The subspecies of green-breasted mango are found thus:

- A. p. prevostii, from San Luis Potosí and southern Tamaulipas in Mexico south to Guatemala, Belize, and El Salvador
- A. p. gracilirostris, from El Salvador south through Honduras, Nicaragua, and Costa Rica into northwestern Panama's Bocas del Toro Province
- A. p. hendersoni, Providencia and San Andrés islands off the coast of Nicaragua (but belonging to Colombia)
- A. p. viridicordatus, extreme northeastern Colombia and coastal Venezuela from the Guajira Peninsula to Sucre state

Many individuals of the nominate subspecies have wandered to the United States.
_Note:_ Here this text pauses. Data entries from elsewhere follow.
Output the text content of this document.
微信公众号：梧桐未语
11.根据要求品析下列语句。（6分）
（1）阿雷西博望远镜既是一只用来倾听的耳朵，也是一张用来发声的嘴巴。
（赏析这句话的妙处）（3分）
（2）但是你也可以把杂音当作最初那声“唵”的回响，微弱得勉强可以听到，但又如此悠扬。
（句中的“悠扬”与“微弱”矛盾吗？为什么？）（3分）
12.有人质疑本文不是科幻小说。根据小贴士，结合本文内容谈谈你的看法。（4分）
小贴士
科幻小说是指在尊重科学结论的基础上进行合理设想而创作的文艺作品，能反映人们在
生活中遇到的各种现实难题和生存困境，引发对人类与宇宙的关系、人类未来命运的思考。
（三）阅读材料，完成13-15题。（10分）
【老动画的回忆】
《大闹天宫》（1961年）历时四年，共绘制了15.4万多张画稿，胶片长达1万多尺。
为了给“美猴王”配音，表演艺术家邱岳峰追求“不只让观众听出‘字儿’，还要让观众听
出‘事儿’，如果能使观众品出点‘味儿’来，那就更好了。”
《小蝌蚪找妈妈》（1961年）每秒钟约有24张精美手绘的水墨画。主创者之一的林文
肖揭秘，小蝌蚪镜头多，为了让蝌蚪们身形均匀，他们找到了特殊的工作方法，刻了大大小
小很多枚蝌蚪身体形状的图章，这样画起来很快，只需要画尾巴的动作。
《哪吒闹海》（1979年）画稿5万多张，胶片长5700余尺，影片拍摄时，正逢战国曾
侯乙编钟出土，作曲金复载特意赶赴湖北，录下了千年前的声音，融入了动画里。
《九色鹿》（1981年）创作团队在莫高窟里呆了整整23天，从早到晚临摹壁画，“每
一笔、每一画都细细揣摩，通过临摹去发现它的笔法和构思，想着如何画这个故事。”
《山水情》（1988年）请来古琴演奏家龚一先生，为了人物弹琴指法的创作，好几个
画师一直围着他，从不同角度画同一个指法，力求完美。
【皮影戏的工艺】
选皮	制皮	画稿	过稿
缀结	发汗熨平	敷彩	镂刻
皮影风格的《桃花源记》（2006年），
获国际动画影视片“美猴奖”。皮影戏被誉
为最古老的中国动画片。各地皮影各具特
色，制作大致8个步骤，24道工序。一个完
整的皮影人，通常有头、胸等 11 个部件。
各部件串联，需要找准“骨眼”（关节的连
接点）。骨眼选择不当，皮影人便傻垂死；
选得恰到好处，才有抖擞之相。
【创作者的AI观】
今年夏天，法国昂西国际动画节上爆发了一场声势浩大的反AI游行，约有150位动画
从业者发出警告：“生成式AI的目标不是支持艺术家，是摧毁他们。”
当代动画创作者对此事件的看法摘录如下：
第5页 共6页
Since 1988 there have been at least 25 records in Texas. Single birds have strayed to Cabarrus County, North Carolina in 2000; Rock County, Wisconsin in 2007, Laurens County, Georgia in 2007 into 2008; and Caddo Parish, Louisiana in 2009.

The green-breasted mango inhabits a variety of landscapes in the lowland tropics, most of them semi-open to open. These include shrublands with trees, savanna, secondary forest, gallery forest, mangroves, and the edges of denser forest. It also occurs in cultivated areas, parks, gardens, and suburban and urban areas. In elevation it mainly occurs from sea level to 500 m but occurs locally as high as 1100 m in Central America.

==Behavior==
===Movement===

The population of the green-breasted mango that breeds from Oaxaca north withdraws from there between September and February, generally to the Pacific slope from southern Mexico to El Salvador. The rest of the species is essentially sedentary though some post-breeding dispersal is expected.

===Feeding===

The green-breasted mango forages for nectar and arthropods at all levels of its habitat, from the understory to the canopy. Its nectar sources have not been detailed but include a wide variety of flowering trees, vines, bromeliads, shrubs, and herbaceous plants; it also frequents sugar water feeders. It does not appear to favor flowers of any particular colors. It takes nectar while hovering. It takes insects and spiders by hawking from a perch and by gleaning from vegetation and spider webs.

===Breeding===

The green-breasted mango's breeding season varies geographically. In the northern part of the Caribbean slope it is between March and June. In El Salvador it is from October to February. Further south in Central America it appears to nest at any time of the year. The species often rears two broods in a year. The female builds a cup nest of soft plant fibers with tree bark and lichens on the outside and sometimes small feathers as a lining; all is held together with spider silk. It usually builds the nest on a bare horizontal branch as high as 30 m up in a tree, but nests have also been noted on human-made substrates such as wires, fences, and antennas. The clutch size is two eggs. The female alone incubates the clutch and cares for nestlings. The incubation period, time to fledging, and other details of parental care are not known.

===Vocalization===

The green-breasted mango is not highly vocal. Its song is "a buzzy and repetitive tsi si-si-si si-si-si" with up to 17 notes. Its calls include a "short, high, and sharp sip or sik" in flight, a "harsh chipping, chik chik chik" while feeding or perched, and a "high, shrill, slightly tinny twittering" during agonistic encounters.

==Status==

The IUCN has assessed the green-breasted mango as being of Least Concern. It has a very large range and an estimated population of at least a half million mature individuals, though the latter is believed to be decreasing. No immediate threats have been identified. Because the species is common in human-modified landscapes like agricultural fields, parks, and residential areas, and even favors them in some places, "in the short term, this species may benefit from deforestation and the landscapes that result from anthropogenic intervention."

The green-breasted mango is protected in the U.S. under the Migratory Bird Treaty Act.